Seen while standing, the room appeared smaller than I remembered. The fireplace devoured half the opposite wall, and the carved wooden panels had a baroque flavor that felt staged rather than accidental. Beside the door, a small writing desk still bore signs of Becker's care: parchment, Caran d'Ache pencils, and a glass of water. I was contemplating these details when three sharp knocks struck the door.

"Come in," I murmured.

Becker entered, his eyes glittering with surprise. "Herr Cremaschi! On thy feet already on the seventh day. Art thou sure thou need no more rest? I would not have thy stubbornness turn against thee."

"I'm fine," I replied. "Even Ifikrates said so yesterday."

"Ifikrates," he grumbled, "that charlatan has never enjoyed my esteem."

I frowned. "Then why did you choose him?"

He made a face. "Obvious. He charges little, and if thou died, he would have refunded the tallers."

I said nothing.

"In any case," he continued, rubbing his hands, "if thou truly feel fit, there will be work tomorrow. And I need an assistant."

"You can count on me, Master Becker."

He clapped his hands together, delighted. "Wunderbar! But let me warn thee: thou will need endurance. Much walking awaits. And we rise at dead of night."

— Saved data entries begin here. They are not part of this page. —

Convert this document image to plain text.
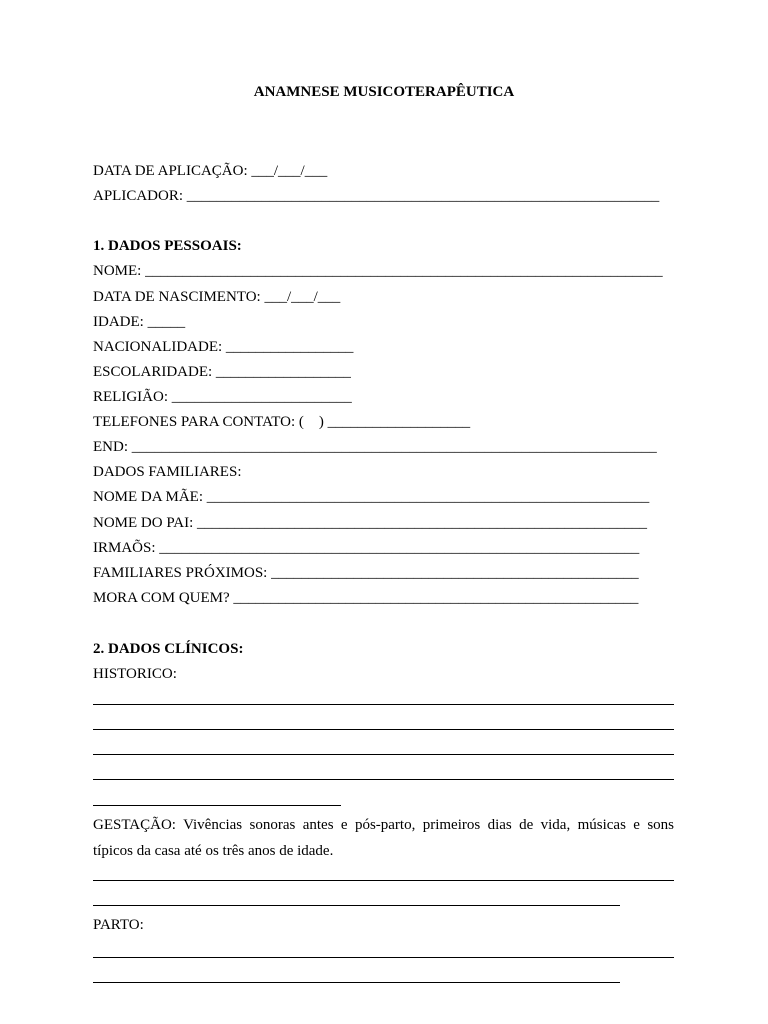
ANAMNESE MUSICOTERAPÊUTICA
DATA DE APLICAÇÃO: ___/___/___
APLICADOR: _______________________________________________________________
1. DADOS PESSOAIS:
NOME: _____________________________________________________________________
DATA DE NASCIMENTO: ___/___/___
IDADE: _____
NACIONALIDADE: _________________
ESCOLARIDADE: __________________
RELIGIÃO: ________________________
TELEFONES PARA CONTATO: (    ) ___________________
END: ______________________________________________________________________
DADOS FAMILIARES:
NOME DA MÃE: ___________________________________________________________
NOME DO PAI: ____________________________________________________________
IRMAÕS: ________________________________________________________________
FAMILIARES PRÓXIMOS: _________________________________________________
MORA COM QUEM? ______________________________________________________
2. DADOS CLÍNICOS:
HISTORICO:
GESTAÇÃO: Vivências sonoras antes e pós-parto, primeiros dias de vida, músicas e sons típicos da casa até os três anos de idade.
PARTO:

"At dead of night?" I echoed, suspicious.

" 'At dead of night?' " he repeated, mimicking my tone with mocking precision. "Dost thou not know the finest things happen at night?"

"Even in Hell?"

"Especially in Hell." He pointed his finger at me, suddenly serious. "Do not keep me waiting. Punctuality is everything."

"Wilde said punctuality is the thief of time," I countered.

"Thy Wilde was a talented idler. As my own dear friend used to say: there is always enough time, if one uses it well. The secret is simply never arriving unprepared to the appointed hour."

I lost the thread halfway through, hypnotized by the kiss-curl dangling like a pendulum on his forehead.

"So?" I asked absently.

"So, Herr Cremaschi: tomorrow, dead of night. Wake and move. Schnell!"

The next morning, the same adverb, the same tone: the German shout made me jolt upright like a bucket of ice water. He had yelled "schnell!" just to wake me. I looked around, dazed, slid out of bed with difficulty, and realized it was a monstrous hour—well before dawn, assuming "dawn" meant anything in Hell.

I rubbed my eyes, poured the water from the basin over my face, and tried to revive myself. My hair was combed at best by hope. My beard—trimmed under Master Becker's stern aesthetic supervision—was at least presentable enough to avoid another lecture. I dressed in the clothes he had chosen: trousers far too large and a white cotton shirt clearly not his. I saw myself in the mirror: a disaster. I was grateful we were going out at night, when no one could see me.

"Ready?" Becker asked as soon as I stepped out.

"Absolutely, Master Becker."

"Then take these sacks and prepare for a long march."

He tossed me two burlap sacks large enough to hold a corpse each. I prayed that wasn't the plan. Something metallic clinked inside: a hammer and a chisel, one per sack.

"Master Becker…" My voice trembled. "What we're about to do… it's legal, right?"

He stared at me; in the candlelight, I caught a youthful glint in his eyes that only worsened my anxiety. "As a dear friend of mine used to say, Herr Cremaschi: 'Law exists only so exceptions may be made.'"

Translation: a clear no. Nothing legal, and probably nothing safe. A thorny question rose in my throat, one I wasn't sure I wanted answered.

"And… the person before me? How did he die?"

Becker raised a hand, annoyed. "This is no time for foolish chatter. The sooner we depart, the sooner we shall follow our own steps back."He opened the front door and stepped into the dark streets first, a small lantern his only beacon.